Full Conversion Example

import polars as pl
import json, base64

with open("annotations.json") as f:
    data = json.load(f)

if isinstance(data, list):
    samples = data
    box2d_format = "ltwh"       # JSON default is ltwh (COCO convention)
else:
    samples = data["samples"]
    box2d_format = data.get("box2d_format", "ltwh")  # Arrow default is cxcywh; JSON default is ltwh

rows = []
for sample in samples:
    size = [sample.get("width"), sample.get("height")]
    for ann in sample.get("annotations", []):
        row = {
            "name": sample["image_name"].rsplit(".", 1)[0],
            "frame": sample.get("frame_number"),
            "object_id": ann.get("object_id"),
            "label": ann["label_name"],
            "label_index": ann.get("label_index"),
            "group": sample.get("group_name"),
        }

        # Polygon: JSON [[x,y],...] per ring -> DataFrame [x,y,x,y,...] per ring
        if ann.get("polygon"):
            row["polygon"] = [
                [coord for pt in ring for coord in pt]
                for ring in ann["polygon"]
            ]
            row["polygon_score"] = ann.get("polygon_score")

        # Mask: JSON base64 PNG -> DataFrame Binary (PNG bytes)
        if ann.get("mask") and isinstance(ann["mask"], str):
            row["mask"] = base64.b64decode(ann["mask"])  # PNG bytes
            row["mask_score"] = ann.get("mask_score")

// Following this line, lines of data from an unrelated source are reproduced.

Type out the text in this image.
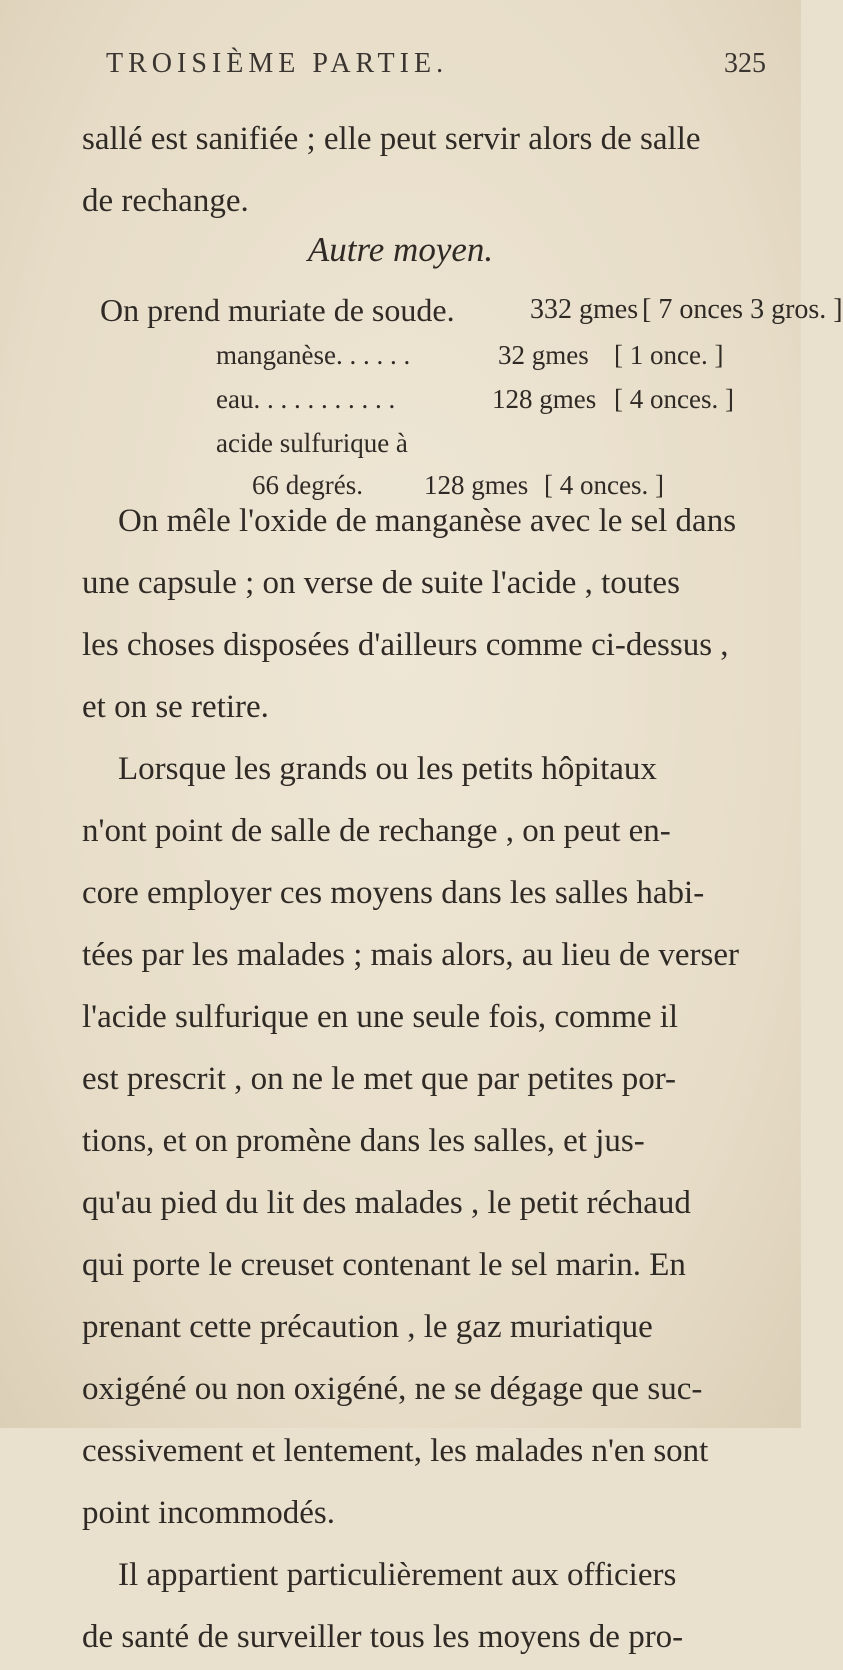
TROISIÈME PARTIE.	325
sallé est sanifiée ; elle peut servir alors de salle
de rechange.
Autre moyen.
On prend muriate de soude.	332 gmes [ 7 onces 3 gros. ]
manganèse. . . . . .	32 gmes [ 1 once. ]
eau. . . . . . . . . . .	128 gmes [ 4 onces. ]
acide sulfurique à
66 degrés. 128 gmes [ 4 onces. ]
On mêle l'oxide de manganèse avec le sel dans
une capsule ; on verse de suite l'acide , toutes
les choses disposées d'ailleurs comme ci-dessus ,
et on se retire.
Lorsque les grands ou les petits hôpitaux
n'ont point de salle de rechange , on peut en-
core employer ces moyens dans les salles habi-
tées par les malades ; mais alors, au lieu de verser
l'acide sulfurique en une seule fois, comme il
est prescrit , on ne le met que par petites por-
tions, et on promène dans les salles, et jus-
qu'au pied du lit des malades , le petit réchaud
qui porte le creuset contenant le sel marin. En
prenant cette précaution , le gaz muriatique
oxigéné ou non oxigéné, ne se dégage que suc-
cessivement et lentement, les malades n'en sont
point incommodés.
Il appartient particulièrement aux officiers
de santé de surveiller tous les moyens de pro-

        # Box2D: convert based on format metadata
        if ann.get("box2d"):
            b = ann["box2d"]
            if box2d_format == "ltwh":
                row["box2d"] = [b["x"] + b["w"]/2, b["y"] + b["h"]/2, b["w"], b["h"]]
            elif box2d_format == "cxcywh":
                row["box2d"] = [b["cx"], b["cy"], b["w"], b["h"]]
            row["box2d_score"] = ann.get("box2d_score")

        # Box3D: x,y,z are center coordinates (not corner)
        if ann.get("box3d"):
            b3 = ann["box3d"]
            row["box3d"] = [b3["x"], b3["y"], b3["z"], b3["w"], b3["h"], b3["l"]]
            row["box3d_score"] = ann.get("box3d_score")

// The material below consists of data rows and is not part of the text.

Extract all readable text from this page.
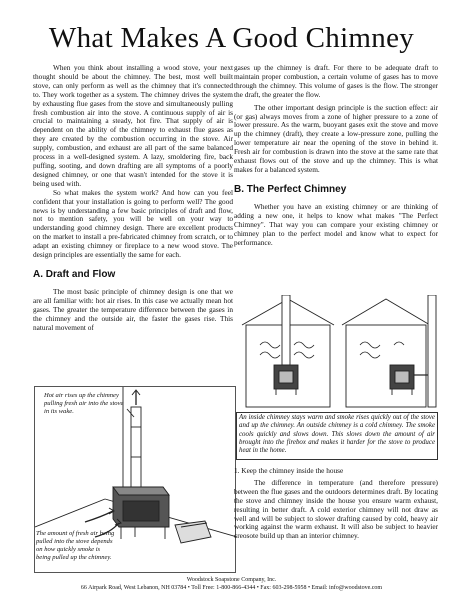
What Makes A Good Chimney

When you think about installing a wood stove, your next thought should be about the chimney. The best, most well built stove, can only perform as well as the chimney that it's connected to. They work together as a system. The chimney drives the system by exhausting flue gases from the stove and simultaneously pulling fresh combustion air into the stove. A continuous supply of air is crucial to maintaining a steady, hot fire. That supply of air is dependent on the ability of the chimney to exhaust flue gases as they are created by the combustion occurring in the stove. Air supply, combustion, and exhaust are all part of the same balanced process in a well-designed system. A lazy, smoldering fire, back puffing, sooting, and down drafting are all symptoms of a poorly designed chimney, or one that wasn't intended for the stove it is being used with.

So what makes the system work? And how can you feel confident that your installation is going to perform well? The good news is by understanding a few basic principles of draft and flow, not to mention safety, you will be well on your way to understanding good chimney design. There are excellent products on the market to install a pre-fabricated chimney from scratch, or to adapt an existing chimney or fireplace to a new wood stove. The design principles are essentially the same for each.

A. Draft and Flow

The most basic principle of chimney design is one that we are all familiar with: hot air rises. In this case we actually mean hot gases. The greater the temperature difference between the gases in the chimney and the outside air, the faster the gases rise. This natural movement of

gases up the chimney is draft. For there to be adequate draft to maintain proper combustion, a certain volume of gases has to move through the chimney. This volume of gases is the flow. The stronger the draft, the greater the flow.

The other important design principle is the suction effect: air (or gas) always moves from a zone of higher pressure to a zone of lower pressure. As the warm, buoyant gases exit the stove and move up the chimney (draft), they create a low-pressure zone, pulling the lower temperature air near the opening of the stove in behind it. Fresh air for combustion is drawn into the stove at the same rate that exhaust flows out of the stove and up the chimney. This is what makes for a balanced system.

B. The Perfect Chimney

Whether you have an existing chimney or are thinking of adding a new one, it helps to know what makes "The Perfect Chimney". That way you can compare your existing chimney or chimney plan to the perfect model and know what to expect for performance.

Hot air rises up the chimney pulling fresh air into the stove in its wake.
The amount of fresh air being pulled into the stove depends on how quickly smoke is being pulled up the chimney.
An inside chimney stays warm and smoke rises quickly out of the stove and up the chimney. An outside chimney is a cold chimney. The smoke cools quickly and slows down. This slows down the amount of air brought into the firebox and makes it harder for the stove to produce heat in the home.
1. Keep the chimney inside the house

The difference in temperature (and therefore pressure) between the flue gases and the outdoors determines draft. By locating the stove and chimney inside the house you ensure warm exhaust, resulting in better draft. A cold exterior chimney will not draw as well and will be subject to slower drafting caused by cold, heavy air working against the warm exhaust. It will also be subject to heavier creosote build up than an interior chimney.

Woodstock Soapstone Company, Inc.
66 Airpark Road, West Lebanon, NH 03784 • Toll Free: 1-800-866-4344 • Fax: 603-298-5958 • Email: info@woodstove.com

        # Annotation metadata (COCO/LVIS extensions)
        if "iscrowd" in ann:
            row["iscrowd"] = bool(ann["iscrowd"])  # ensure Boolean (handles legacy 0/1)
        if "category_frequency" in ann:
            row["category_frequency"] = ann["category_frequency"]

        # Sample-level LVIS fields (repeated per annotation row)
        if "neg_label_indices" in sample:
            row["neg_label_indices"] = sample["neg_label_indices"]
        if "not_exhaustive_label_indices" in sample:
            row["not_exhaustive_label_indices"] = sample["not_exhaustive_label_indices"]

        row["size"] = size
        rows.append(row)

df = pl.DataFrame(rows)
df.write_ipc("annotations.arrow")       # Arrow IPC
# df.write_parquet("annotations.parquet")  # or Parquet

Key Conversions Summary

#	Conversion	Direction
1	Unnest: one row per annotation	JSON to DataFrame
2	Column names: `label_name` to `label`, `group_name` to `group`	JSON to DataFrame
3	Polygon: `[[x,y],...]` point pairs to `[x,y,x,y,...]` interleaved	JSON to DataFrame
4	Mask: base64 PNG string → `Binary` (PNG bytes)	JSON to DataFrame
5	Box2D: check `box2d_format` — convert `ltwh` to `cxcywh` if needed	JSON to DataFrame
6	Box3D: `{x,y,z,w,h,l}` to `[cx,cy,cz,w,h,l]`	JSON to DataFrame
7	GPS: `{latitude, longitude}` to `[lat, lon]`	JSON to DataFrame
8	IMU: `{yaw, pitch, roll}` to `[yaw, pitch, roll]`	JSON to DataFrame
9	Score columns: omit entirely for ground truth files	Both
10	`neg_label_indices` / `not_exhaustive_label_indices`: sample-level, repeated per annotation row	JSON to DataFrame
11	`label_index`: preserved as-is (source-faithful, non-contiguous)	Both
12	`mask_interpretation`: file-level metadata (`"binary"`, `"confidence"`, `"sigmoid"`, `"logits"`) — set on the Arrow schema, not per-row	Both
13	`category_metadata`: file-level metadata — JSON-encoded string of per-label synset/synonyms/definition. Extract from LVIS `categories` array when importing; attach to Arrow schema metadata when writing.	Both

Use the EdgeFirst Client SDK

The SDK handles all conversions automatically, including version detection and backward compatibility. Direct conversion code is shown here for reference and for users who need custom pipelines.